The Prairie Fire crabapple tree right outside my kitchen window is in full bloom . It is quite a sight and smells delightful.
Apparently, we are not the only ones that are enjoying the tree. After two days of rain, snow and freezing temperatures, we were outside Sunday enjoying the sunshine when we noticed a distinct humming sound coming from the tree. A closer examination revealed that the tree was loaded with honeybees and a few random bumblebees.
We stood and admired these amazing creatures for the longest time, just watching them go about their business of collecting pollen.

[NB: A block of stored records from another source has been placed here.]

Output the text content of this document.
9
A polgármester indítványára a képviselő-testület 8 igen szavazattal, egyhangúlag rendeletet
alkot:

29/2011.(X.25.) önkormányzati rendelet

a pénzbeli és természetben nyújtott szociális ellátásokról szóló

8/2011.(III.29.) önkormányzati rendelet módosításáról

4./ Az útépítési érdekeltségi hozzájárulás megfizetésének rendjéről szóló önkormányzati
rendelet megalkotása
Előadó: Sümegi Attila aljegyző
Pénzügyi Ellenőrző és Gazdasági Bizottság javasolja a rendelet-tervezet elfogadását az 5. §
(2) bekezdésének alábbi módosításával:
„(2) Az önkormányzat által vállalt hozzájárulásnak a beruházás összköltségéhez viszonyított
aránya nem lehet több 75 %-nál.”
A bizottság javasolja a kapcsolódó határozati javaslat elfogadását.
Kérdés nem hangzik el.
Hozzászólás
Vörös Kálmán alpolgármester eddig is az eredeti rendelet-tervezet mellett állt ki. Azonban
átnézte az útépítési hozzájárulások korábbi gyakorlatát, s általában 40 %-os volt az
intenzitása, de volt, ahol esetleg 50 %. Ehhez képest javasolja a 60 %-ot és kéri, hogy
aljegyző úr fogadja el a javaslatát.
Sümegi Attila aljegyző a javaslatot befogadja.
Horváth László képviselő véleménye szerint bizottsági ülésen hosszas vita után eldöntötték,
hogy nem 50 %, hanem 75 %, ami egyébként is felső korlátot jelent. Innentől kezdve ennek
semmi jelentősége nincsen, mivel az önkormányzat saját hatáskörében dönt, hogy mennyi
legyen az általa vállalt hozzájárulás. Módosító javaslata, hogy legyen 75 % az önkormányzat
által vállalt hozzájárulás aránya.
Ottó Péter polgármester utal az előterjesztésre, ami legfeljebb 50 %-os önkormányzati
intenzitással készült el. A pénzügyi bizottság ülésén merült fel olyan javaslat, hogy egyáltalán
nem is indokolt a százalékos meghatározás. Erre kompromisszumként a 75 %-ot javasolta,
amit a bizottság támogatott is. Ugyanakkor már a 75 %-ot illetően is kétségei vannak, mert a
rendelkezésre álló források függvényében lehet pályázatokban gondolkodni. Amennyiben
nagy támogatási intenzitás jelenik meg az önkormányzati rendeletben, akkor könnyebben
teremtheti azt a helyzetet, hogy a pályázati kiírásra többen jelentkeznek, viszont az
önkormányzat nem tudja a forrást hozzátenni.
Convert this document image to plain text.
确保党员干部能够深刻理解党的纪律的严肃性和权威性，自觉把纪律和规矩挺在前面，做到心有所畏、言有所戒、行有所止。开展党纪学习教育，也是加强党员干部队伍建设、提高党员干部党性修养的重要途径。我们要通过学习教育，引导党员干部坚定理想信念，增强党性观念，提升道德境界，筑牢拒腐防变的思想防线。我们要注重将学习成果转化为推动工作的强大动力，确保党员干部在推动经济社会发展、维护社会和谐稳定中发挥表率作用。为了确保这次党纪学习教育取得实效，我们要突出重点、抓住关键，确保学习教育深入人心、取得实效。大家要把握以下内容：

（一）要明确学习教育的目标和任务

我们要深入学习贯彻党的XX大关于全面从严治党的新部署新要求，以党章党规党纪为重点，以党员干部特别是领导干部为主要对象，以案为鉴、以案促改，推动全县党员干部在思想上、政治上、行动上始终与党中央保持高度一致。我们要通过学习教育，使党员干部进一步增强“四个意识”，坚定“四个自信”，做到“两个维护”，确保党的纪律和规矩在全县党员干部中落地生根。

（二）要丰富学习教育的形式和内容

I was most fascinated by seeing the yellow pollen carried by the bees. Worker bees have specialized hind legs for collecting and carrying pollen. The bee collects the pollen by scraping it off flowers and then transferring it to the pollen basket area of its hind legs.
Once a bee’s pollen baskets are full, she returns to the hive to deposit the pollen into a cell. The hive bees then pack the pollen and cap it with honey for winter.
Of the numerous pictures I took of the bees buzzing around the crabapple tree, this one is my favorite. It captures the determination of the worker bee, with her beating wings and her loaded pollen baskets heading in to work another blossom.
The idea of having honeybees was unnerving to me at first because I was concerned about having too many bees around. And since getting the bees, we have definitely noticed an increase in the number of bees around the gardens, trees and in the alfalfa field. The crabapple tree has never been loaded with honeybees like it was on Sunday. Honeybees are not aggressive, however, and instead of being nervous about having more bees around, I find myself seeking out these amazing creatures to observe them.
If you have any interest at all in bees, take the time to learn about these important pollinators. Maybe even get your own hive! You will not be disappointed.